State Line Shows Significant Progress on Environmental Front

State Line Shows Significant Progress on Environmental Front

How can a business ensure its green efforts are paying off?  State Line Foundries has a few measuring sticks.

One is sand. “We reclaim and/or reuse about 50,000 tons of sand per year,” states Jesse Milks, president of State Line Foundries.

Another is iron. Castings that previously required 1,000 pounds of new material now need a mere 400 pounds.

Speaking of numbers, it has been more than 365 days without time lost due to an accident, showcasing State Line’s commitment to the safety component of sustainability.

Those are big wins, to be sure. Here is a closer look at State Line’s environmentally friendly advances.

Sand recycling

The green efforts start with transporting silica sand to State Line’s two foundries. The sand is purchased as close to the foundries as possible, limiting the resources used – and emissions created – during transport.

There are two methods of sand molding used: No-bake molding and green-sand molding.

With the no-bake process, the sand is mixed with a liquid resin and catalyst that bond the sand grains together.  When the casting is complete, clumps of sand remain.

“We have to break the big chunks into smaller grain sizes,” Milks says. “If we couldn’t do this, the sand would end up in a landfill.”

Steps are taken to prevent that. First, State Line loads the used no-bake sand into a device that goes by a few names – lump breaker, shaker or attrition mill.

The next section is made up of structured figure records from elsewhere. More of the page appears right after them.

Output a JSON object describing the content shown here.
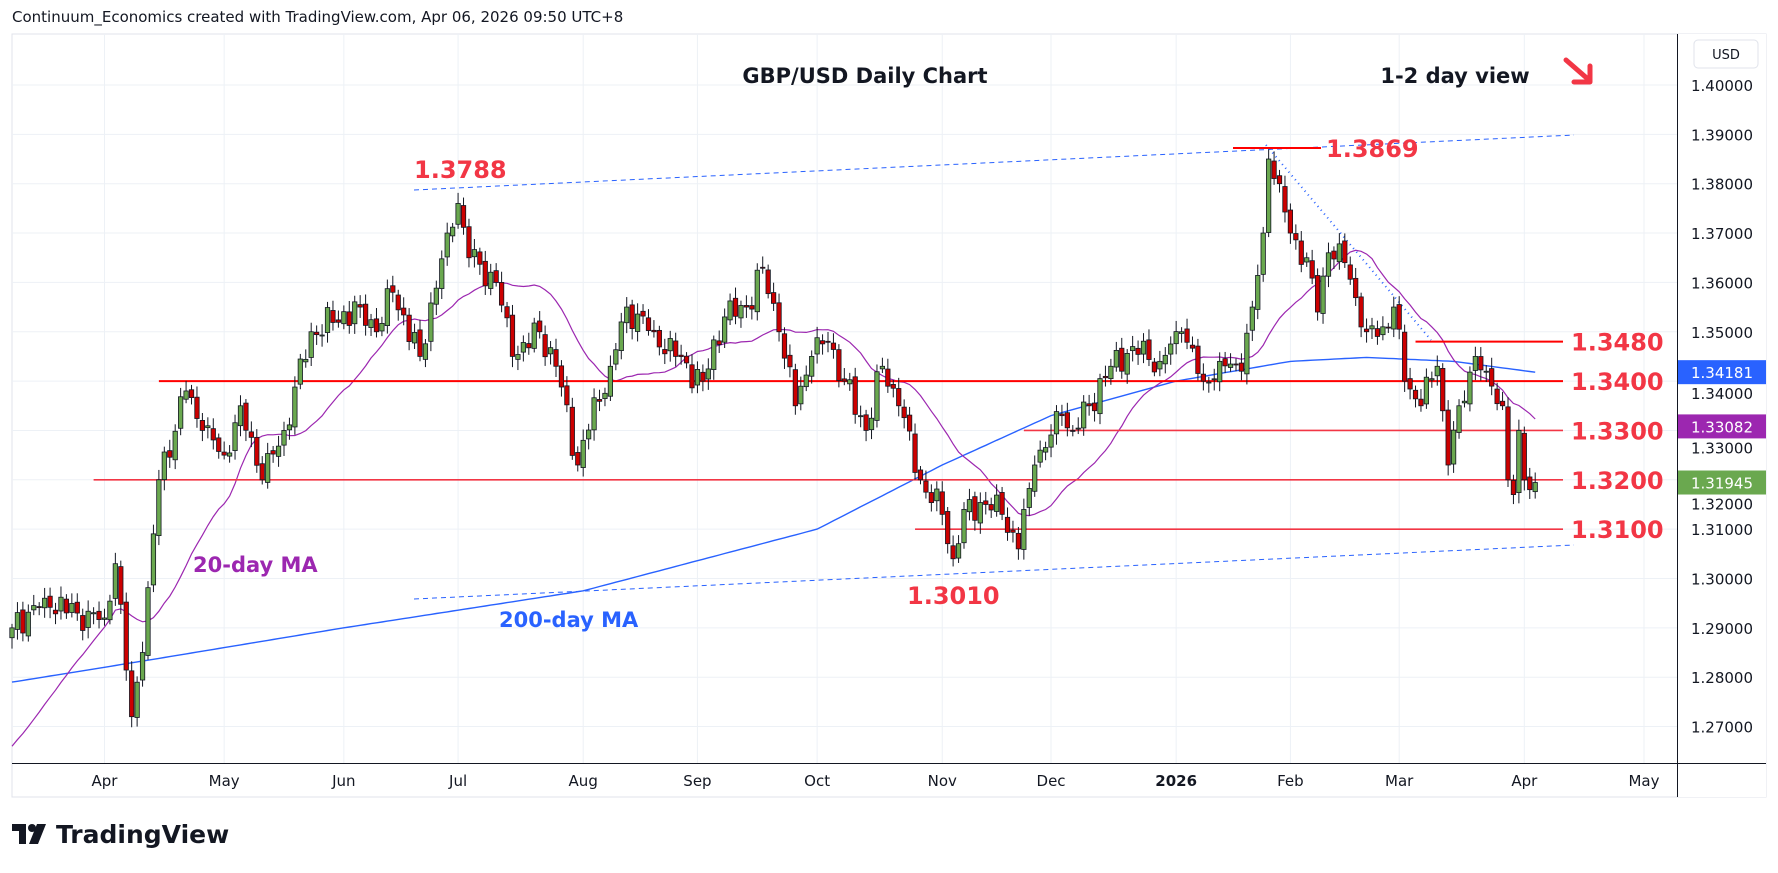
{
  "header": {
    "attribution": "Continuum_Economics created with TradingView.com, Apr 06, 2026 09:50 UTC+8"
  },
  "logo": {
    "text": "TradingView"
  },
  "chart_data": {
    "type": "candlestick",
    "title": "GBP/USD Daily Chart",
    "subtitle": "1-2 day view",
    "bias_arrow": "down-right",
    "currency": "USD",
    "ylim": [
      1.265,
      1.405
    ],
    "y_ticks": [
      "1.40000",
      "1.39000",
      "1.38000",
      "1.37000",
      "1.36000",
      "1.35000",
      "1.34000",
      "1.33000",
      "1.32000",
      "1.31000",
      "1.30000",
      "1.29000",
      "1.28000",
      "1.27000"
    ],
    "x_ticks": [
      "Apr",
      "May",
      "Jun",
      "Jul",
      "Aug",
      "Sep",
      "Oct",
      "Nov",
      "Dec",
      "2026",
      "Feb",
      "Mar",
      "Apr",
      "May"
    ],
    "x_tick_days": [
      17,
      39,
      61,
      82,
      105,
      126,
      148,
      171,
      191,
      214,
      235,
      255,
      278,
      300
    ],
    "close_waypoints": [
      [
        0,
        1.29
      ],
      [
        6,
        1.296
      ],
      [
        12,
        1.293
      ],
      [
        17,
        1.292
      ],
      [
        19,
        1.303
      ],
      [
        22,
        1.272
      ],
      [
        24,
        1.285
      ],
      [
        27,
        1.32
      ],
      [
        32,
        1.338
      ],
      [
        35,
        1.33
      ],
      [
        39,
        1.325
      ],
      [
        42,
        1.335
      ],
      [
        46,
        1.32
      ],
      [
        50,
        1.33
      ],
      [
        55,
        1.35
      ],
      [
        64,
        1.355
      ],
      [
        67,
        1.35
      ],
      [
        70,
        1.358
      ],
      [
        75,
        1.345
      ],
      [
        80,
        1.37
      ],
      [
        82,
        1.376
      ],
      [
        84,
        1.365
      ],
      [
        89,
        1.36
      ],
      [
        92,
        1.345
      ],
      [
        97,
        1.35
      ],
      [
        100,
        1.343
      ],
      [
        104,
        1.323
      ],
      [
        105,
        1.328
      ],
      [
        110,
        1.343
      ],
      [
        113,
        1.355
      ],
      [
        118,
        1.35
      ],
      [
        122,
        1.345
      ],
      [
        127,
        1.34
      ],
      [
        131,
        1.353
      ],
      [
        135,
        1.355
      ],
      [
        138,
        1.363
      ],
      [
        141,
        1.35
      ],
      [
        144,
        1.335
      ],
      [
        147,
        1.345
      ],
      [
        150,
        1.348
      ],
      [
        153,
        1.34
      ],
      [
        157,
        1.33
      ],
      [
        160,
        1.343
      ],
      [
        163,
        1.335
      ],
      [
        167,
        1.32
      ],
      [
        171,
        1.313
      ],
      [
        173,
        1.304
      ],
      [
        175,
        1.314
      ],
      [
        179,
        1.315
      ],
      [
        182,
        1.313
      ],
      [
        185,
        1.306
      ],
      [
        188,
        1.323
      ],
      [
        193,
        1.333
      ],
      [
        195,
        1.33
      ],
      [
        198,
        1.335
      ],
      [
        202,
        1.343
      ],
      [
        206,
        1.347
      ],
      [
        211,
        1.344
      ],
      [
        215,
        1.35
      ],
      [
        219,
        1.34
      ],
      [
        222,
        1.344
      ],
      [
        226,
        1.342
      ],
      [
        228,
        1.355
      ],
      [
        230,
        1.37
      ],
      [
        231,
        1.385
      ],
      [
        233,
        1.38
      ],
      [
        235,
        1.37
      ],
      [
        238,
        1.365
      ],
      [
        240,
        1.354
      ],
      [
        242,
        1.366
      ],
      [
        245,
        1.364
      ],
      [
        249,
        1.35
      ],
      [
        252,
        1.351
      ],
      [
        254,
        1.355
      ],
      [
        256,
        1.34
      ],
      [
        259,
        1.335
      ],
      [
        262,
        1.343
      ],
      [
        264,
        1.323
      ],
      [
        266,
        1.335
      ],
      [
        269,
        1.345
      ],
      [
        271,
        1.342
      ],
      [
        274,
        1.335
      ],
      [
        275,
        1.32
      ],
      [
        276,
        1.317
      ],
      [
        277,
        1.33
      ],
      [
        278,
        1.32
      ],
      [
        279,
        1.318
      ],
      [
        280,
        1.31945
      ]
    ],
    "ma200_waypoints": [
      [
        0,
        1.279
      ],
      [
        17,
        1.282
      ],
      [
        61,
        1.29
      ],
      [
        105,
        1.2975
      ],
      [
        148,
        1.31
      ],
      [
        171,
        1.323
      ],
      [
        191,
        1.333
      ],
      [
        214,
        1.34
      ],
      [
        235,
        1.344
      ],
      [
        249,
        1.3448
      ],
      [
        265,
        1.344
      ],
      [
        280,
        1.3418
      ]
    ],
    "levels": [
      {
        "label": "1.3480",
        "value": 1.348,
        "from_day": 258
      },
      {
        "label": "1.3400",
        "value": 1.34,
        "from_day": 27
      },
      {
        "label": "1.3300",
        "value": 1.33,
        "from_day": 186
      },
      {
        "label": "1.3200",
        "value": 1.32,
        "from_day": 15
      },
      {
        "label": "1.3100",
        "value": 1.31,
        "from_day": 166
      }
    ],
    "annotations": {
      "high_2025": "1.3788",
      "high_2026": "1.3869",
      "low": "1.3010",
      "ma20_label": "20-day MA",
      "ma200_label": "200-day MA"
    },
    "price_tags": [
      {
        "label": "1.34181",
        "value": 1.34181,
        "color": "#2962ff",
        "series": "200-day MA"
      },
      {
        "label": "1.33082",
        "value": 1.33082,
        "color": "#9c27b0",
        "series": "20-day MA"
      },
      {
        "label": "1.31945",
        "value": 1.31945,
        "color": "#6aa84f",
        "series": "last price"
      }
    ],
    "colors": {
      "up": "#6aa84f",
      "down": "#cc0000",
      "level": "#f23645",
      "ma20": "#9c27b0",
      "ma200": "#2962ff"
    }
  }
}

“The shaker vibrates and the grains hit each other and break down,” says Grant Wightman, plant manager for Winnebago Foundry. “It breaks the sand down to a regular grain size from a big, condensed shape.”

The broken-down, no-bake sand is deposited in a giant storage bin and later thermally reclaimed and stripped of its residual resin, Wightman explains. About 90 percent of the no-bake sand is reused.

Used green sand is kept separate from its no-bake counterpart. About 95 percent of green sand is recycled. “It just needs to be refreshed by adding clay and water,” Wightman clarifies.

The volume of materials saved is impressive. When creating green-sand molds, only about 5 percent of the sand is new. With no-bake molds, only about 10 percent.

The savings add up quickly. “We went from getting six to eight truckloads of sand per week to two,” Wightman offers. That means natural resources are preserved – and pressure on landfills reduced.

Despite these processes, the foundries generate waste sand. “You can only use grains for so long before they break down to unusable, fine material,” Milks states.

But even the fine material is repurposed. “The waste sand is hauled away and used for beneficial reuse projects, such as fill material for abandoned quarries,” Milks details.

State Lines’ recycling efforts have come a long ways in a few years, in great part due to investing in new equipment. “Right now, the mix when making new molds is 90 percent old sand and 10 percent new,” Milks asserts. “Five years ago, it was about 50-50.”

Iron recycling

Metallic recycling has increased greatly in recent years. The efforts start with scrap materials created during the casting process.

“When we pour iron into the mold, there are iron gates and risers and runners, which you don’t sell to customers,” Milks says. “We cut those off and melt them and re-use them in the next batch. We’re doing that over and over every day.”

There is a small amount of iron left behind in the ladle after the pouring is complete. It is emptied into a mold that is designed for easy dumping and then reused.

Like the sand, the iron recycling results in eye-popping preservation. “We can produce a thousand-pound pour with only 400 pounds of new material,” Wightman declares.  

State Line further advances sustainability by bringing in scrap steel from outside sources. That includes steel punchings from auto OEMs, sectioned railroad rails and copper wire chops. “We’re taking someone else’s waste and reusing it,” Milks explains.

Energy conservation

Energy consumption has been reduced through the purchase of new equipment, including air compressors, overhead cranes, furnaces, and LED lighting. “They’re the latest and the greatest and the most efficient,” Milks asserts.

The foundry also found a more efficient process regarding furnace linings.

“The linings are made of a ceramic material, which only lasts so long,” Milks emphasizes. State Line began purchasing higher-end linings that last nearly twice as long. That cuts the required ceramic material, and subsequent waste, in half.

Because furnaces must be heated to affix the new linings, the longer replacement schedule also cuts that energy consumption and emissions in half.

Water. State Line uses a closed-loop system to keep furnace coils cooled, drastically reducing the volume of water needed.

Safety. “Safety is always top of mind, whether talking about protective equipment or the operation itself,” Milks avows. 

Recent safety efforts include investing in a new crane system that eliminates loading furnaces by hand. Additional guarding and railings have also been installed.

Last year, there were no lost-time accidents at either foundry,” Milks states – a statistic he’s clearly very proud of.

Proud of products and processes

The results add up, whether talking about tons of sand or steel saved, or days without time lost to an accident.

“The efforts make a big difference when you look at the numbers,” Milks affirms. “We’re proud of the castings we produce. We’ll stack our products against anyone.”

But it’s more than that. “We’re proud of the way we do it, too,” he concludes.